The Renishaw Cyclone machine is located in the CNC die shop and is linked, via a local area network (LAN), with the workstations running the Delcam software. Substantial roller tables have been located either side of Cyclone to handle the larger dies - DDF operates drop hammers and dies can have lengths of up to 1500 mm. The practice with such dies is to establish datum lines and scan in sections. For example, dies to produce the radius arm forgings for the Land Rover Discovery vehicle, need two or three datum positions. The corresponding sets of scanned data are then merged in the Delcam CopyCAD software.

"Our practice with most new jobs is to produce 3D die set models in CAD and generate CNC machining data from CAM. When a worn die set is returned from the forge, it is scanned on the Cyclone ­ a job which can take up to 24 hours for a large die ­ and the as-measured data is compared with the original CAD model," explained Lee Wardle. "The comparison highlights the wear areas; we can then replace the original die material with that of a better quality."

General die reclamation practice is to gouge out worn areas using arc-air welding, then 'flood-weld' the cavities. DDF uses a subcontractor to do this. Flood-welding is a high amperage, automatic MIG-welding process, in which the die has to be preheated before the cavities are filled 'or flooded' with weld metal. After flood welding, new die cavities are machined in DDF's CNC die shop. Die materials used at DDF are mostly Electem A or B of 86 tonf/in² and mid-40s Rockwell hardness. Flood-welded material is nearer 50 Rºc with a tensile strength of 90-95 tonf/in².

So far, DDF's CNC die shop has used CNC three-axis die milling, but is about to embark on four-axis (3+1) milling. The company uses roll-forming machines on some jobs to produce pre-forms prior to forging. The tools used in roll-formers are akin to a set of mill rolls, but with the pre-form impressions milled into the rolls' peripheries. These were formally produced by a combination of copy-turning and copy-milling. Using Cyclone, initially to scan existing patterns and templates, will establish the CAD/CAM routines for generating the CNC programs to be used in the Deckel Maho CNC machining centre. Thereafter, pre-form roll sets will be produced and repaired using the same scanning practices as for the forging dies.

As well as drastically reducing factory lead-times, DDF is realising a considerable manpower saving.
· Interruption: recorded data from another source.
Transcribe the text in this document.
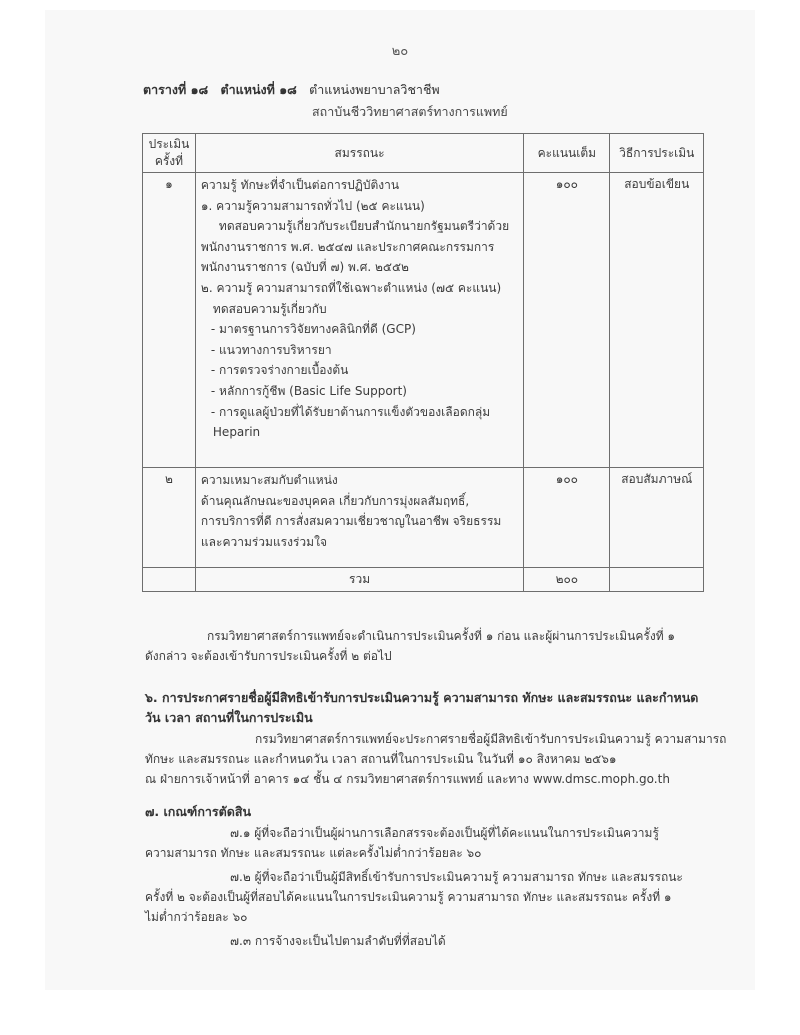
๒๐
ตารางที่ ๑๘ ตำแหน่งที่ ๑๘ ตำแหน่งพยาบาลวิชาชีพ
สถาบันชีววิทยาศาสตร์ทางการแพทย์
ประเมิน
ครั้งที่	สมรรถนะ	คะแนนเต็ม	วิธีการประเมิน
๑	ความรู้ ทักษะที่จำเป็นต่อการปฏิบัติงาน
๑. ความรู้ความสามารถทั่วไป (๒๕ คะแนน)
ทดสอบความรู้เกี่ยวกับระเบียบสำนักนายกรัฐมนตรีว่าด้วย
พนักงานราชการ พ.ศ. ๒๕๔๗ และประกาศคณะกรรมการ
พนักงานราชการ (ฉบับที่ ๗) พ.ศ. ๒๕๕๒
๒. ความรู้ ความสามารถที่ใช้เฉพาะตำแหน่ง (๗๕ คะแนน)
ทดสอบความรู้เกี่ยวกับ
- มาตรฐานการวิจัยทางคลินิกที่ดี (GCP)
- แนวทางการบริหารยา
- การตรวจร่างกายเบื้องต้น
- หลักการกู้ชีพ (Basic Life Support)
- การดูแลผู้ป่วยที่ได้รับยาต้านการแข็งตัวของเลือดกลุ่ม
Heparin
	๑๐๐	สอบข้อเขียน
๒	ความเหมาะสมกับตำแหน่ง
ด้านคุณลักษณะของบุคคล เกี่ยวกับการมุ่งผลสัมฤทธิ์,
การบริการที่ดี การสั่งสมความเชี่ยวชาญในอาชีพ จริยธรรม
และความร่วมแรงร่วมใจ	๑๐๐	สอบสัมภาษณ์
	รวม	๒๐๐	
กรมวิทยาศาสตร์การแพทย์จะดำเนินการประเมินครั้งที่ ๑ ก่อน และผู้ผ่านการประเมินครั้งที่ ๑
ดังกล่าว จะต้องเข้ารับการประเมินครั้งที่ ๒ ต่อไป
๖. การประกาศรายชื่อผู้มีสิทธิเข้ารับการประเมินความรู้ ความสามารถ ทักษะ และสมรรถนะ และกำหนด
วัน เวลา สถานที่ในการประเมิน
กรมวิทยาศาสตร์การแพทย์จะประกาศรายชื่อผู้มีสิทธิเข้ารับการประเมินความรู้ ความสามารถ
ทักษะ และสมรรถนะ และกำหนดวัน เวลา สถานที่ในการประเมิน ในวันที่ ๑๐ สิงหาคม ๒๕๖๑
ณ ฝ่ายการเจ้าหน้าที่ อาคาร ๑๔ ชั้น ๔ กรมวิทยาศาสตร์การแพทย์ และทาง www.dmsc.moph.go.th
๗. เกณฑ์การตัดสิน
๗.๑ ผู้ที่จะถือว่าเป็นผู้ผ่านการเลือกสรรจะต้องเป็นผู้ที่ได้คะแนนในการประเมินความรู้
ความสามารถ ทักษะ และสมรรถนะ แต่ละครั้งไม่ต่ำกว่าร้อยละ ๖๐
๗.๒ ผู้ที่จะถือว่าเป็นผู้มีสิทธิ์เข้ารับการประเมินความรู้ ความสามารถ ทักษะ และสมรรถนะ
ครั้งที่ ๒ จะต้องเป็นผู้ที่สอบได้คะแนนในการประเมินความรู้ ความสามารถ ทักษะ และสมรรถนะ ครั้งที่ ๑
ไม่ต่ำกว่าร้อยละ ๖๐
๗.๓ การจ้างจะเป็นไปตามลำดับที่ที่สอบได้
Up to 30 were employed in the traditional die shop ­ in machining, finishing and die maintenance. The CNC die shop, including CAD/CAM personnel, employs around a dozen. The CNC machines are worked on a three-shift system, providing 24 hour coverage. However, DDF is aiming at a 24/7 operation.

"Our die making practices are now more similar to a production engineering operation," said Lee Wardle, who is relatively new to the die-making scene, as his background is in CNC production machining. DDF's investment in CNC die machining, supported by its parent holding group, Klesch & Co, has already put the company on a much more competitive footing.

Hammer forging and drop stamping capacity in the UK has already been severely reduced in the face of cheap imports, but DDF is now in the position to reverse the trend. The company offers an up-to-date die-forging consultancy, with very fast turnaround times on die design, manufacture and prove-out, and a consistent, on-time, high quality delivery of forgings.